Having the right technology enables other improvements and innovations to fall into place. What does this look like? An example might be helping healthcare teams create a more empathetic atmosphere for patients. This includes both cutting-edge innovations and rethinking the ‘basics’ through automating certain processes and systems, such as paperless patient administration and app-based patient-doctor interaction.
Achieving patient-centricity
Healthcare is a fundamental right. Patients and staff deserve nothing less than the best technology.

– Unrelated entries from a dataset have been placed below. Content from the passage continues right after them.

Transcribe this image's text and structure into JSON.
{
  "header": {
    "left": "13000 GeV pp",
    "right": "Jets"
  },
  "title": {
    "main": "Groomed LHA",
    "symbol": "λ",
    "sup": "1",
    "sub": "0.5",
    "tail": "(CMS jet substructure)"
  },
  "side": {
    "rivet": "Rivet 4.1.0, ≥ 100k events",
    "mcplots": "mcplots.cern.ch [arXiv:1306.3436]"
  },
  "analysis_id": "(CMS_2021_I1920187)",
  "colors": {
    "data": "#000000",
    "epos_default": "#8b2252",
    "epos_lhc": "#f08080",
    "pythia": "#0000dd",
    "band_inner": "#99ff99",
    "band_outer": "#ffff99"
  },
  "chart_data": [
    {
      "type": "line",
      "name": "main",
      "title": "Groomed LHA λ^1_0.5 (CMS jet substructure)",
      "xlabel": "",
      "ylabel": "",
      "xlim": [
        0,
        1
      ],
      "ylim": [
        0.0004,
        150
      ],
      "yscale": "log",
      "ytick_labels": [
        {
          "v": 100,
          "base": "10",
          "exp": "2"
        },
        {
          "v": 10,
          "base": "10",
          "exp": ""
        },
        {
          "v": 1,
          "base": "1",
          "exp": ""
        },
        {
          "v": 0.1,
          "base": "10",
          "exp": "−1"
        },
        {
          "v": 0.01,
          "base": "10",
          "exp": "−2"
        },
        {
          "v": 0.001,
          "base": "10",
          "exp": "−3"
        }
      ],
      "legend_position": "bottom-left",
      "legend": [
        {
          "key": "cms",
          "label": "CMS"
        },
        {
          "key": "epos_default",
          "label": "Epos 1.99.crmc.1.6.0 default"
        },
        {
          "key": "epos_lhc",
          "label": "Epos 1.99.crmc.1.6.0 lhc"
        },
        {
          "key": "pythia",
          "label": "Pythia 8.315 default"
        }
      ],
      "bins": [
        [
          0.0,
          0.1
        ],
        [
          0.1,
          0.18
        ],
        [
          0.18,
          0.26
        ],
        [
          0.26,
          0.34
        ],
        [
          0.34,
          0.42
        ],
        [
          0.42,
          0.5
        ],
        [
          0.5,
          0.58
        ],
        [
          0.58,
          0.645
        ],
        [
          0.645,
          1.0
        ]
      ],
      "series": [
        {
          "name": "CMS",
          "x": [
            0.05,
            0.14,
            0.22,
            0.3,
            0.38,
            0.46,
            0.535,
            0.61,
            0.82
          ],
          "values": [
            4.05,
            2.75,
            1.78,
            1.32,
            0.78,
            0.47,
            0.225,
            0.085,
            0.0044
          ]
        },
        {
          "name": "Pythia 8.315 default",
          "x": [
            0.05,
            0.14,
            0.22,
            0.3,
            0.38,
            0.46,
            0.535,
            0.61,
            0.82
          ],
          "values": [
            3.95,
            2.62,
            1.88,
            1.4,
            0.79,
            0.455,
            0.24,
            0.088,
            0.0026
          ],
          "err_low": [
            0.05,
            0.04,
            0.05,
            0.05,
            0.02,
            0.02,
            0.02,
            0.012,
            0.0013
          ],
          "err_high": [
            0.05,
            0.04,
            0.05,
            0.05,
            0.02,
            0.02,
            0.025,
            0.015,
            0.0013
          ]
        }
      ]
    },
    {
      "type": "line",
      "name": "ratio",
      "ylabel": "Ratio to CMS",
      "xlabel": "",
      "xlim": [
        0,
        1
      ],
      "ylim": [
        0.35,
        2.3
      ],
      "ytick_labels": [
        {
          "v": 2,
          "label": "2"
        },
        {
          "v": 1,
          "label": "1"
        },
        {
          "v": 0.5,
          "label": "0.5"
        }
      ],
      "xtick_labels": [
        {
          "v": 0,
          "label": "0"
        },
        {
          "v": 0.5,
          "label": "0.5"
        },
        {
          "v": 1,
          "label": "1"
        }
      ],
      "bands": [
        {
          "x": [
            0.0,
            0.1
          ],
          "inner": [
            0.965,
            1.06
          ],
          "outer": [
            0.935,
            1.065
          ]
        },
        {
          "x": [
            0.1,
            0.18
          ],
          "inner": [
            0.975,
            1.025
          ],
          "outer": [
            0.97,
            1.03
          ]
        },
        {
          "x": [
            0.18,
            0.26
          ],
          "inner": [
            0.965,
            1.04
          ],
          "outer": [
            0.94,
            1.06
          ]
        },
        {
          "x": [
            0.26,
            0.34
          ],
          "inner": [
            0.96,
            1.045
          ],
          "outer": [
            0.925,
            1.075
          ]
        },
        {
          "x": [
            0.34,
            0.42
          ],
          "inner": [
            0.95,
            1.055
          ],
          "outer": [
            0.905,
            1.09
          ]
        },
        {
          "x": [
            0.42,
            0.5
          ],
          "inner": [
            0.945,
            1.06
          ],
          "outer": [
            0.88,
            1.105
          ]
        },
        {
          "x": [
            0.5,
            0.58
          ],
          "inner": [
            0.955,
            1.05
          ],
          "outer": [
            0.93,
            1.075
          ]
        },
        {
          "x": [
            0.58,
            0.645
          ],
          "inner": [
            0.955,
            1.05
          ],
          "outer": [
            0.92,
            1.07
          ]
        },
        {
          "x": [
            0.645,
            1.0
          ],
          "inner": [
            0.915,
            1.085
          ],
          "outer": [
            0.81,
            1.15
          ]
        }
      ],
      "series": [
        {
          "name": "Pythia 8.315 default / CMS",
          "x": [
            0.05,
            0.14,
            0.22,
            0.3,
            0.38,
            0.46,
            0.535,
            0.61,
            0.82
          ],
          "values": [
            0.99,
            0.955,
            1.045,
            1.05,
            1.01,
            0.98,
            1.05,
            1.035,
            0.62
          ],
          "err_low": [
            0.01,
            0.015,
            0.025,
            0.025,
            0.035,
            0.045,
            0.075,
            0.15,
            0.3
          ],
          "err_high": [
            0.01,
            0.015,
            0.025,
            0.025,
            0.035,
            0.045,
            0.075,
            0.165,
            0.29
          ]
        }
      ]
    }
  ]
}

Technology has the power to connect patient, doctor and community like never before, integrating healthcare into our daily lives; from our pre-natal care to our twilight years. The goal is to effect a change in mind-set so “patient-centric design” gets baked-in to workflows and systems.
And given all that happens to be happening in the world right now, the sector needs to have a keen eye on future-proofing. A technology partner like VMware is the right investment for that future, whatever new healthcare challenges tomorrow may hold.